The news has major implications for Wall Street. It threatens the close of a deal many arbitrage funds had considered all but wrapped up. VMware earlier this month said it expected the deal to close by the end of the month and had just asked shareholders to make elections on the stock portion of the takeover. It could have an even bigger impact on private equity. VMWare’s existing owners Michael Dell and US technology private equity group Silver Lake stand to get billions in cash from its close.
Now the outcome hangs in the balance for a half-cash and half-stock deal that has risen in value since being agreed in May 2022, due to Broadcom’s soaring stock price. Everyone now has to rejigger their expectations. “On Friday last week, this was trading with a greater than 90 per cent probability of success and now it is trading like a coin flip,” said one large hedge fund investor. Beijing is unlikely to block the deal formally, industry insiders told the FT, but it could extend the review process indefinitely until both parties give up the deal. Such a move comes after Washington further tightened strict export controls this week on artificial intelligence chip sales to China, which will severely hamper Chinese tech groups’ AI development.
Shares in VMware fell nearly 10 per cent in trading in New York on Thursday. Deals between large multinationals in which either party generates revenues in China of more than $55mn must be approved by Beijing’s anti-monopoly police. This would be the latest time China has used its anti-monopoly oversight to scupper a large acquisition by a US tech group as relations deteriorate between the two superpowers.
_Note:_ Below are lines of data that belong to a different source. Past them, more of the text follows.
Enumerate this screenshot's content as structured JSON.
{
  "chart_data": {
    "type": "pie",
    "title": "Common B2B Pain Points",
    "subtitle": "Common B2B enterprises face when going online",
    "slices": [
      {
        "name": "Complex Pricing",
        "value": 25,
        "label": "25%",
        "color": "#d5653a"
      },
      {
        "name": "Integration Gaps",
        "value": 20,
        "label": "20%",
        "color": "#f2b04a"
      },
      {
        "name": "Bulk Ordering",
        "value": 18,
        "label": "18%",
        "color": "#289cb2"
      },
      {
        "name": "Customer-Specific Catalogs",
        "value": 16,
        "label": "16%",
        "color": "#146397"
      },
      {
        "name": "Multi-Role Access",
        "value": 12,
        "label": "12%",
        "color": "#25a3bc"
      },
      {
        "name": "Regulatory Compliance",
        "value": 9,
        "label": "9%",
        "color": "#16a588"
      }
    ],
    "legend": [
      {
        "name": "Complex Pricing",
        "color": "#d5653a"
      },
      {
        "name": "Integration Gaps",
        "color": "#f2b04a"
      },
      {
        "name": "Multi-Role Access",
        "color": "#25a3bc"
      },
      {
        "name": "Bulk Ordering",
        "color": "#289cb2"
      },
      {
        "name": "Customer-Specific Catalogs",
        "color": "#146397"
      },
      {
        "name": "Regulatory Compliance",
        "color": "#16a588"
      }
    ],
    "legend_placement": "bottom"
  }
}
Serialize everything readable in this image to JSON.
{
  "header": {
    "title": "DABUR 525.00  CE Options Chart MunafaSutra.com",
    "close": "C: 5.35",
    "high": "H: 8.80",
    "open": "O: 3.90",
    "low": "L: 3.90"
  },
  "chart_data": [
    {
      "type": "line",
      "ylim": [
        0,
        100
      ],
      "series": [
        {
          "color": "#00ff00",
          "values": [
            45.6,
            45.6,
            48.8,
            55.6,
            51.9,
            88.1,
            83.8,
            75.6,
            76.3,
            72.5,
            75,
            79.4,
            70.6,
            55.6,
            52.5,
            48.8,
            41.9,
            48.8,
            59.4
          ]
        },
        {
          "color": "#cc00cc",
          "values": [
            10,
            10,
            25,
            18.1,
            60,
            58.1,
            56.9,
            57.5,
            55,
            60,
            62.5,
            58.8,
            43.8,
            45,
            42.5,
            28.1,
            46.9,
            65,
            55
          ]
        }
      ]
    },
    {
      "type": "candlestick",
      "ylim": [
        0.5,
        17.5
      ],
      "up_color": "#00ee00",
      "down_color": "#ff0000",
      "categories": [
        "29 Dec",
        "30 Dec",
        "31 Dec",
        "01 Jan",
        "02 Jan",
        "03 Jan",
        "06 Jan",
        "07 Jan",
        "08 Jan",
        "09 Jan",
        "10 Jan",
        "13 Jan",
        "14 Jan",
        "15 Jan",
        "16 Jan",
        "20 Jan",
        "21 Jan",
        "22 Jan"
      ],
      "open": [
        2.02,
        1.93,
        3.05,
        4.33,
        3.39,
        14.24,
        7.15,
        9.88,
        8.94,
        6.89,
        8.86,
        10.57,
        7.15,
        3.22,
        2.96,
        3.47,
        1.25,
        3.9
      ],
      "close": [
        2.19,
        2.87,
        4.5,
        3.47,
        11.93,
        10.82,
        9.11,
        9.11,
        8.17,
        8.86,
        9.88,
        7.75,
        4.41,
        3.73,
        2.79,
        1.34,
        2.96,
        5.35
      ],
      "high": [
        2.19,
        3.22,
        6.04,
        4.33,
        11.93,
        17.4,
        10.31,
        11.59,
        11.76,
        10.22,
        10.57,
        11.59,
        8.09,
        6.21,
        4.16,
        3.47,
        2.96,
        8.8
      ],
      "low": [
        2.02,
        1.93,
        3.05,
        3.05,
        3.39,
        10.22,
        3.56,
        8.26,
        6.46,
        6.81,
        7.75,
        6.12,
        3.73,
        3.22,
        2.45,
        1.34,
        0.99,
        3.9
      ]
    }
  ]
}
Semiconductor giant Intel in August cancelled its $5.4bn acquisition of Israeli chipmaker Tower Semiconductor after failing to get the green light from Beijing. Were the deal to prove undoable, it would be yet another hit in a rough year for merger arbs, whilst cancelling a massive private equity exit at a time when limited partners have grown frustrated with the slow drip of cash being returned to them by buyout firms.